Les élus APW de la liste indépendante «Ensemble construisons l’avenir» accusent l’administration d’avoir été «à l’encontre de l’accord signé avec le syndicat Cnapeste» et demandent au directeur de l’éducation de «cesser les louvoiements et de mettre fin au conflit qui pénalise et l’administration et les enseignants et les élèves et les parents pour des calculs absurdes et insensés».

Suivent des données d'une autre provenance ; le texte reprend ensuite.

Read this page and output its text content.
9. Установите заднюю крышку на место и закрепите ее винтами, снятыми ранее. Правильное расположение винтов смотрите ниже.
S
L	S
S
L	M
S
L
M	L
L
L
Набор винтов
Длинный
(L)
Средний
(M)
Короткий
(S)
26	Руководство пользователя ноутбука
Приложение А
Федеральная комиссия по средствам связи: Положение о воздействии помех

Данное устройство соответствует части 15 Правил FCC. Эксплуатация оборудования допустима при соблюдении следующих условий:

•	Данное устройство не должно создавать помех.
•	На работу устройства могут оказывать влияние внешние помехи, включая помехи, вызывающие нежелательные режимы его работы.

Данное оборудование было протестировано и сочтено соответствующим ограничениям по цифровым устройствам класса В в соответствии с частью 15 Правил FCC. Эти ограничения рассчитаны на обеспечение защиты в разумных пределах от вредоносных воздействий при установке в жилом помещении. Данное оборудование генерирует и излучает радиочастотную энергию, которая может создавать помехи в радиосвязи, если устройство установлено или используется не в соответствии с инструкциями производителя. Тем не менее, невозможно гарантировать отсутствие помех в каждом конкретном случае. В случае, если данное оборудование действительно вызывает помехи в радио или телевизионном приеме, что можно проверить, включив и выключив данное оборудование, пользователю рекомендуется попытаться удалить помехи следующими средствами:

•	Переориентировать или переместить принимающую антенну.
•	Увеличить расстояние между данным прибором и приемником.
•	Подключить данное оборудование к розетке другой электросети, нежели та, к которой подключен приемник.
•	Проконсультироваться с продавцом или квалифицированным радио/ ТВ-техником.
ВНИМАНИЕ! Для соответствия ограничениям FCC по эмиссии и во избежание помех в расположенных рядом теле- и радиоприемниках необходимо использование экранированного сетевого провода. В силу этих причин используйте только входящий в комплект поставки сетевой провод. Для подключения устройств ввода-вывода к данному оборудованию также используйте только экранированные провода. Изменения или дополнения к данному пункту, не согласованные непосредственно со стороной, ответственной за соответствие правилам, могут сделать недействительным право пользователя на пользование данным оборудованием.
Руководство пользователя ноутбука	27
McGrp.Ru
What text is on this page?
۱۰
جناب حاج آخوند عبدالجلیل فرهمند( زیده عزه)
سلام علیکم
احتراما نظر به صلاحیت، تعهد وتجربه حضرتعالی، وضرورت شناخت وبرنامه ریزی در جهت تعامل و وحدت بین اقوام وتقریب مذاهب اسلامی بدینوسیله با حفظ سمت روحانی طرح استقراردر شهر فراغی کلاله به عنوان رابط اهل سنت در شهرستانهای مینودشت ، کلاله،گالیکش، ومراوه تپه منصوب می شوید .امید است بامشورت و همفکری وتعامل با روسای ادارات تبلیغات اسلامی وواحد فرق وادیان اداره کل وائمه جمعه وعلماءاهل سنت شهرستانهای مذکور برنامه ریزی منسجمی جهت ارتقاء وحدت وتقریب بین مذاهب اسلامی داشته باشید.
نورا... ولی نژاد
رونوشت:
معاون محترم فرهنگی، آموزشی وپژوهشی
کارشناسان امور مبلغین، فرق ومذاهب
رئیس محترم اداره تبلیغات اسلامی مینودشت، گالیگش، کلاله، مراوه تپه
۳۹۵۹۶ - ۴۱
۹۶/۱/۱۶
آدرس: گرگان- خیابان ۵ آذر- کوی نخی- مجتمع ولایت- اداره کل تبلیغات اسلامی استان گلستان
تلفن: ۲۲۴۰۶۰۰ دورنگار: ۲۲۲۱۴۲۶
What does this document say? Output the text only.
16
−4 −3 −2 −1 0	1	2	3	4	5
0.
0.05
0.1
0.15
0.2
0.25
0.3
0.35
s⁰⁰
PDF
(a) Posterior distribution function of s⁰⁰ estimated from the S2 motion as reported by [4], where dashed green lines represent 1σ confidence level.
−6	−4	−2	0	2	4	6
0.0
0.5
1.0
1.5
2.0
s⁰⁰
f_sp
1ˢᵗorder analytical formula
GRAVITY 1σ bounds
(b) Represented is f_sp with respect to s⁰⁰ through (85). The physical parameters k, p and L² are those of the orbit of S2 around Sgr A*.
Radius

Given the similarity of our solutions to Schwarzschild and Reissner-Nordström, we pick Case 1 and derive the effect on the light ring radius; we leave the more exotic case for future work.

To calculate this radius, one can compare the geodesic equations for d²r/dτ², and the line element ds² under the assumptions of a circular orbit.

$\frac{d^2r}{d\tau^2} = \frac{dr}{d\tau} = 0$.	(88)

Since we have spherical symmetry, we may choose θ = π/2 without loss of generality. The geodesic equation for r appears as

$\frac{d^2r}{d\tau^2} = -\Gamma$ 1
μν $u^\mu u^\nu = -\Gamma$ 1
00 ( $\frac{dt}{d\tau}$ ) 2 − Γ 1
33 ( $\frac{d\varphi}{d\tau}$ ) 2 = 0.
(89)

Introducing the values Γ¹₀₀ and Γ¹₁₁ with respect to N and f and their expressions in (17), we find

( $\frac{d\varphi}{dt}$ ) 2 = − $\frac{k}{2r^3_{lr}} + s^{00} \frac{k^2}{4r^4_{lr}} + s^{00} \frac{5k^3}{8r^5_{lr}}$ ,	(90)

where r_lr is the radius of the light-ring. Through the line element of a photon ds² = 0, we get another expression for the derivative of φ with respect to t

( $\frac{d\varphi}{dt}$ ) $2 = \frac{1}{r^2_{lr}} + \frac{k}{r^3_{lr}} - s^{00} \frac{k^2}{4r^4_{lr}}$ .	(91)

Pendant ce temps, le Cnapeste prépare activement son action de rue prévue pour demain, condamnant «énergiquement les mesures d’intimidations et de pressions exercées sur l’ensemble des enseignants grévistes et, particulièrement, sur les enseignant(e)s stagiaires et contractuels et dénonce avec force le recours aux ponctions intempestives sur salaire».
Le Cnapeste met «en garde les responsables de la DE quant aux entraves au libre exercice du droit syndical», estimant qu’ «au lieu de se pencher sérieusement sur tous les dossiers posés, la DE excelle dans les effets d’annonce et dans les ajournements qui ont de lourdes incidences autant sur la carrière des enseignant(e)s que sur le bon fonctionnement des établissements», allusion aux procès-verbaux cosignés le 6 décembre 2017, le 11 décembre 2017 et celui du 19 mars 2015, cosignés entre le ministère de l’Education nationale et le bureau national du Cnapeste. Le Cnapeste-Béjaïa adhère totalement au mot d’ordre de la grève nationale illimitée qui débutera le mardi 30 janvier 2018 et se déclare «compréhensif et soucieux de l’inquiétude des élèves et de leurs parents».
Ces derniers, sont représentés par la Fédération des parents d’élèves, qui était en conclave au lycée El-Hammadia de Béjaïa pour décider des actions à entreprendre à même de dénouer la crise.
Au-delà de ce conclave, les parents d’élèves décident de marcher mardi prochain de la Maison de la culture jusqu’au siège de la wilaya et ce, pour interpeller «la responsabilité de l’Etat dans cette grève et exiger le retour inconditionnel des enfants aux études».
Dans leur document, les parents d’élèves exigent «l’application de la loi relative aux droits des enfants à l’éducation et de mettre tous les moyens nécessaires pour que les élèves récupèrent le retard» induit par la grève illimitée du Cnapeste.